Helping to bring Pope Francis’s encyclical to life in our community
From the Diocese of Syracuse “Care for Our Common Home” Task Force
Our relationship to God’s Creation

By Elizabeth Fleury
Contributing writer

“The ecological crisis is a summons to profound interior conversion … an ecological conversion whereby the effects of [our] encounter with Jesus Christ become evident in [our] relationship with the world around [us]. Living as protectors of God’s handiwork is essential to a life of virtue; it is not an optional or a secondary aspect of our Christian experience (LS, 217).

Pope Francis reminded us in his 2015 encyclical, Laudato Si’ (On Care For Our Common Home), that Creation is calling out and we must attend to the wounds of the earth to build the world we want for a better future. Younger generations watching the ecological crisis wonder what their future holds.

“There are no winners in a world where climate change gets worse,” says Alex Kamins of Moody’s Analytics. Everyone loses out because we all rely on goods and services from other states and other countries. Mother Earth is struggling and exhausted. How will we protect future generations and nurture those who will carry on our work? A new way of thinking is needed. We must envision the accumulating effect of doing good work.

When we believe that all of Creation is sacred, we feel our kinship with the earth and its peoples. When we listen to the voices of those affected by natural disasters, drought and heat, we recognize our responsibility to help citizens of the world live well with the earth and one another. When we accept the task of making this world a little more hospitable to the beauty of Creation, as Bishop Desmond Tutu encouraged us, our lives become more abundant and our hearts fill with love.
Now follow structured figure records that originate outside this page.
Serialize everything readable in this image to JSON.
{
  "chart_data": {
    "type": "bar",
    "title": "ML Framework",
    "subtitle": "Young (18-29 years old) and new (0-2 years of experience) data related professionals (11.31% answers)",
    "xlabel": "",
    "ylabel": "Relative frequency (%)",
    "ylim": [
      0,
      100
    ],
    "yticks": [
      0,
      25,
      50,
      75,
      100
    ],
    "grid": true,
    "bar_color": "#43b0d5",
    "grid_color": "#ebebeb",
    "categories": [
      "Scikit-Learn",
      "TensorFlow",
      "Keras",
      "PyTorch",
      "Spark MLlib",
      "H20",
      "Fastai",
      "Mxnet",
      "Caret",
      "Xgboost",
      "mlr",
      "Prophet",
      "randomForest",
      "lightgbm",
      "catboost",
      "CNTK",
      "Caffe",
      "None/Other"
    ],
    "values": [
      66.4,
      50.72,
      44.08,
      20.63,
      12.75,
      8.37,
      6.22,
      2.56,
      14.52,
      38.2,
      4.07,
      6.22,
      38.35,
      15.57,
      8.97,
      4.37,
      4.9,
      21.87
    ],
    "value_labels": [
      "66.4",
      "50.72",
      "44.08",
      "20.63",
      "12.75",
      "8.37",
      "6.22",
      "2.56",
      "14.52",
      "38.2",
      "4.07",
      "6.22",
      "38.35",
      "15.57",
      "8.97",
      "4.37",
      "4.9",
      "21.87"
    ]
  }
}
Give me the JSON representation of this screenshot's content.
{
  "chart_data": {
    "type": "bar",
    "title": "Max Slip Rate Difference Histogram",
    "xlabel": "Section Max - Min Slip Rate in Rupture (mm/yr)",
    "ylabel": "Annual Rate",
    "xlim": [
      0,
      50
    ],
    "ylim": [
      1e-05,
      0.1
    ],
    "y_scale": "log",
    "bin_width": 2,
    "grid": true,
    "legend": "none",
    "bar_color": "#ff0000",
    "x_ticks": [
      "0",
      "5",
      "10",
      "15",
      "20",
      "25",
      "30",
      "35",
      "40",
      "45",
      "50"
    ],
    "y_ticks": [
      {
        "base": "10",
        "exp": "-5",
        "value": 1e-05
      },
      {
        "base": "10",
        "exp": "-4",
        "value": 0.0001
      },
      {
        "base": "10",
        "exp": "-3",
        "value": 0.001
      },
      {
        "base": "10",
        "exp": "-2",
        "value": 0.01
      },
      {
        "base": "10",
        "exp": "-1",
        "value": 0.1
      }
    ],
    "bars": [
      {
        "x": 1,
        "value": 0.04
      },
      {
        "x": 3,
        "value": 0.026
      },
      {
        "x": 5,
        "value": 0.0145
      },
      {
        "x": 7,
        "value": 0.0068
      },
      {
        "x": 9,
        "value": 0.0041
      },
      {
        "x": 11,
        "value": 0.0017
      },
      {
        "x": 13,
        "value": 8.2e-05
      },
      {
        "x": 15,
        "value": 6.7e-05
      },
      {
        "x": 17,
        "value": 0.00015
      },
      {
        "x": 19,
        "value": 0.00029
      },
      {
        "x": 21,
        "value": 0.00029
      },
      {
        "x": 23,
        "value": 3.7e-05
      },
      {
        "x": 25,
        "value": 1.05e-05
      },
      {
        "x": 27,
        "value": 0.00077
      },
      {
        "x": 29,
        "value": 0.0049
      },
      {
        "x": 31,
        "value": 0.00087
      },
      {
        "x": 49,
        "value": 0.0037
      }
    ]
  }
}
“Knowing that you love the earth changes you, activates you to defend and protect and celebrate,” affirms Dr. Robin Wall Kimmerer, director of the Center for Native Peoples and the Environment at SUNY-ESF. “But when you feel that the earth loves you in return, that feeling transforms the relationship from a one-way street into a sacred bond.” This beautifully articulated vision of environmental stewardship, grounded in scientific and indigenous knowledge, invites us deeper into God’s Creation. Looking at the world with grateful eyes and a grateful heart helps us cultivate a respect for natural balance, an attitude of living “with” the land in reciprocity and delighting in God’s spirit around us.

Similarly, Sister Linda Neil, CSJ, shared “The Beatitudes of Bliss“ at a recent retreat at Christ the King Retreat House, explaining that when we fill our hearts with gratitude, let nature heal us, consciously reside in beauty and give ourselves over to awe, a spiritual transformation can occur.

Sr. Linda also invited us to live in “right relationship” with a suffering Mother Earth and consider our charitable actions (e.g., corporal works of mercy) from an environmental perspective like nature-loving St. Francis and St. Clare of Assisi. Committed to the earth and its people, they believed that the entire beautiful world was a sacrament revealing the presence of God. When we encounter nature as a sacrament, we then choose to live simply and with integrity.

So how will we live out our responsibility to care for God’s creation? How can we transform our justice work to respond to the needs of people who are poor and most at risk from environmental problems?

In 2022, when Pope Francis launched a seven-year action plan to implement environmental sustainability across various sectors of the Church, he said, “We can all collaborate, each one with his own culture and experience, each one with her own initiatives and capacities, so that our mother Earth may be restored to her original beauty, and creation may once again shine according to God’s plan.”

Holiness is made around ordinary everyday people and things. May we be inspired to act, work and give for the sake of God’s Creation.